州は出て行った日の夜、滞在するビジネスホテルの情報をメッセージに貼り付けて寄越してきた。
本文はなかったものの、それが彼なりの誠意だということは伝わってきた。
枚田は、その気遣いに胸を打たれると同時に、自らの行動を改めて深く反省したのだった。
——州には毎日、謝罪のメッセージを送った。
内容は、ごめんとか、早く帰ってきてほしいとか、すでに何度も伝えているようなことだ。
州はそんなことを望んではいないだろうと思いつつも、送らずにはいられなかった。
それにも返信のないまま4日目の朝を迎え、さすがにそろそろ迎えに行こうかと思い始めたその日の夜——彼は前触れもなく帰宅したのだった。
「うちのにおいがする」
州は帰るなり、まずはじめにそう言った。
謝ろうとしてさっそく出鼻を挫かれたが、枚田はとりあえず応答した。
「においなんてする?」
「普段はしないけど、長く家空けて帰ってくるとわかる」
「どんなにおい?」
「ゴリラの檻のにおいだな」
「まだそのネタ言うの」
州は微かに口角を上げた。

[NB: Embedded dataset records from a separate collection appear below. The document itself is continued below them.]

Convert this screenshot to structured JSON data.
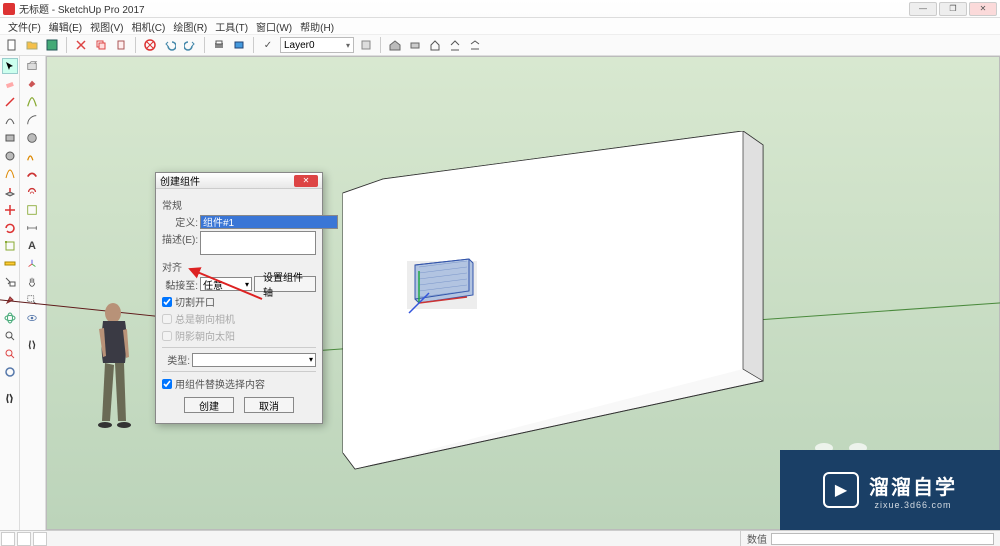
{
  "titlebar": {
    "title": "无标题 - SketchUp Pro 2017"
  },
  "menubar": {
    "items": [
      "文件(F)",
      "编辑(E)",
      "视图(V)",
      "相机(C)",
      "绘图(R)",
      "工具(T)",
      "窗口(W)",
      "帮助(H)"
    ]
  },
  "toolbar": {
    "layer_label": "Layer0"
  },
  "dialog": {
    "title": "创建组件",
    "section_general": "常规",
    "def_label": "定义:",
    "def_value": "组件#1",
    "desc_label": "描述(E):",
    "section_align": "对齐",
    "glue_label": "黏接至:",
    "glue_value": "任意",
    "set_axes_btn": "设置组件轴",
    "cut_opening": "切割开口",
    "face_camera": "总是朝向相机",
    "shadows_face_sun": "阴影朝向太阳",
    "type_label": "类型:",
    "replace_sel": "用组件替换选择内容",
    "create_btn": "创建",
    "cancel_btn": "取消"
  },
  "statusbar": {
    "measure_label": "数值"
  },
  "watermark": {
    "cn": "溜溜自学",
    "en": "zixue.3d66.com"
  }
}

彼から怒りは感じない。そもそも最初から怒っていたのかすら怪しい。
なんにせよ、謝罪するタイミングは完全に失われてしまった。しかし、彼がそれを求めているとも思えないから、枚田ももう言うのをやめた。
州はバックパックを抱えたまま洗濯機の前に立つと、逆さに振って衣類を投げ込んだ。
スイッチを入れてすぐ、洗濯槽が回り始める。
彼はそのまま、なかなか振り返らなかった。
「州」
「ん?」
「俺、名古屋行くよ」
背後から枚田が言うと、そのまま「そう」とだけ返してきた。
彼の背筋はまっすぐに伸びたままで、感情の振動が伝わってくることはない。
枚田は肩をすくめ、短く息を吐いた。
「やばいなー。これから、朝ひとりで起きられるかな……」
沈黙を割いておどけて見せたが、州から返事が続くことはなかった。
間をつなぐために、さらになにか言おうとしたが、そう都合よく思い浮かばない。